In fact, I feel it’s largely and precisely the film's unguarded sincerity and lack of restraint that contribute to its big heart, its simple focus to the people's cause. The Quinteros and their friends learn to confront gender stereotypes and expectations so they can become stronger together and fight for equality on all fronts. The company does its best to scare down the strikers, punishing, starving, paralysing, weakening the community and resorting to unlawful evictions and mass detentions of women and children. There's also a lot of old-world-style 'operatic' melodrama: in an unreservedly biblical climactic moment, Esperanza finally gives birth while her husband languishes, beaten, in jail, their new child baptised on his father's eventual release. Later, she must hand over her infant and older children to her husband to care for when she herself, together with dozens of women, are imprisoned themselves, each shouldering a great burden for the other.

I do in fact think that this directness is a wonderful thing for this film, and in fact it might be one of the best instances of this kind of work, the kind of thing that made Clifford Odets’ audiences spontaneously leap up in their theatre seats to shout ‘Strike! Strike! Strike!’ with Lefty, as though they were witnessing, responding to, a real call for action, like a charge that galvanises something electric, deep inside the soul. The film, initially intended by Biberman and Jarrico to resist unaccommodating capitalism, evolved through their time spent with the miners and unionists, becoming something significantly different: a culturally sensitive story of a Mexican-American woman and her community who struggle to protect their families from unjust forces seemingly larger than themselves. The dignity afforded to the portrayal of Esperanza's community, and the strength with which their alliance and solidarity can face down and triumph over oppression, give it a lot of truthfulness that softens all its edges. How nice, occasionally, to believe in the possibility of good overcoming the ills of the world, of the strength we have when we lean into our unwavering love for one another, of the power of hope, of esperanza. If the story seems to begin with an end, the ending celebrates a beginning of freedom, justice, peace, prosperity: ‘Then I knew we had won something they could never take away, something I could leave to my children, and they – the salt of the earth – would inherit it.’
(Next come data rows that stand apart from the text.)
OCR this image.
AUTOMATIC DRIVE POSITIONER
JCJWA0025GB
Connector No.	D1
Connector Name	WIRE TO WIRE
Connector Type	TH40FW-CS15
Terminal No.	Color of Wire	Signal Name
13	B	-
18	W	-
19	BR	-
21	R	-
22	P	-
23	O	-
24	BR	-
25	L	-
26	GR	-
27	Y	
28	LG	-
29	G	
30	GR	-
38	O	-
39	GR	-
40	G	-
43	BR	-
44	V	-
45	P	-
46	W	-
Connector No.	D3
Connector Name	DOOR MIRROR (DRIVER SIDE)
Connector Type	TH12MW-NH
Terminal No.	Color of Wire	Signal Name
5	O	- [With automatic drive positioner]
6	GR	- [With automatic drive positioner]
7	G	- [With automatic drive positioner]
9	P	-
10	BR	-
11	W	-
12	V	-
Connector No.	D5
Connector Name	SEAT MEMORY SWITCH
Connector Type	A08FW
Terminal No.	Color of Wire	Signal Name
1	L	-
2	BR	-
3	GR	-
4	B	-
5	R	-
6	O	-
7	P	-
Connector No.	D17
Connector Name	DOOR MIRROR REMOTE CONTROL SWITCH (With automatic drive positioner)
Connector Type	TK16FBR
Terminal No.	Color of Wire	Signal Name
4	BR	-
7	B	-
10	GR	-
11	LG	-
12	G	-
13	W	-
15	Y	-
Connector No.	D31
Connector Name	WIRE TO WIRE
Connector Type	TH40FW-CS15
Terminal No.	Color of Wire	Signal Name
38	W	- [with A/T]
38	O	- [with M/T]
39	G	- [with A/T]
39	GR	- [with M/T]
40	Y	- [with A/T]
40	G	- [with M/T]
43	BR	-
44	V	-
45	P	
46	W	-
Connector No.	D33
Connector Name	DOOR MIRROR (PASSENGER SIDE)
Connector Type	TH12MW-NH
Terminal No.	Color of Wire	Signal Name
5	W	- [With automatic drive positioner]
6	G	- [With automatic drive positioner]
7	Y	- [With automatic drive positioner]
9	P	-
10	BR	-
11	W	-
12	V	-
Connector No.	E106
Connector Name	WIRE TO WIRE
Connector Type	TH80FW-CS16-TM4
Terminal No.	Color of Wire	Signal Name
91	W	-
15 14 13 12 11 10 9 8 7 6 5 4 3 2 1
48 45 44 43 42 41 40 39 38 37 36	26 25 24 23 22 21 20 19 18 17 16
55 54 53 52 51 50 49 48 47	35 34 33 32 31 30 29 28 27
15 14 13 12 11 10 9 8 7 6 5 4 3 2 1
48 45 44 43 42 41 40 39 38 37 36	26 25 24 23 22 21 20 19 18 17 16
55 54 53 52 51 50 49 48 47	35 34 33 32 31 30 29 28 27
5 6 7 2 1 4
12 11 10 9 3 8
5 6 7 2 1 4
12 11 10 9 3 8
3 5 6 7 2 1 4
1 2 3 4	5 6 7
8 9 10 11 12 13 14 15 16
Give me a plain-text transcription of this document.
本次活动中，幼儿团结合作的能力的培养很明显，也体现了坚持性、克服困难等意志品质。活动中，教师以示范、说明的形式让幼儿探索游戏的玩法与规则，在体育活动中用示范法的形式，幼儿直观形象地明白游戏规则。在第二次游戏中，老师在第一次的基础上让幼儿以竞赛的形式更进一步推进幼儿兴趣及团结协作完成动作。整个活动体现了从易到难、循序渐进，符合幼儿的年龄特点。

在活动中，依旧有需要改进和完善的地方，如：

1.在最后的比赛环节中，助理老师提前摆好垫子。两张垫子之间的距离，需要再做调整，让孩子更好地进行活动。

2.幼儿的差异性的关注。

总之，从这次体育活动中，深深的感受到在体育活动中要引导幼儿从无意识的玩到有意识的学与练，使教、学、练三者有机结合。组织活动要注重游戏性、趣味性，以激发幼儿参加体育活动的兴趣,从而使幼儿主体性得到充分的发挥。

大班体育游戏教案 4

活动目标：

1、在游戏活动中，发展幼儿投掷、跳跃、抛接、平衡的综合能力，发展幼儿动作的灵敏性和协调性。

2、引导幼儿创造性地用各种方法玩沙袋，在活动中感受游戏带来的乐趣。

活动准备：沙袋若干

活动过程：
All of this to say sometimes films like this can offer a way in the real world, a promise and reminder to hold on to hope for a better future for the world, for a free Palestine. Lately I haven't had words to adequately express my pain or feelings about what's been happening in the last few months, in the last eight decades, but I remembered I have this page to actually say something, and this has helped me, writing through the lens of another story. And even if you can’t act or advocate, I feel in my heart that reflecting, connecting with others, and praying if praying is your thing, must help bring about some change, to aid those fighting oppression and persecution, for those fighting for humanity everywhere and anywhere.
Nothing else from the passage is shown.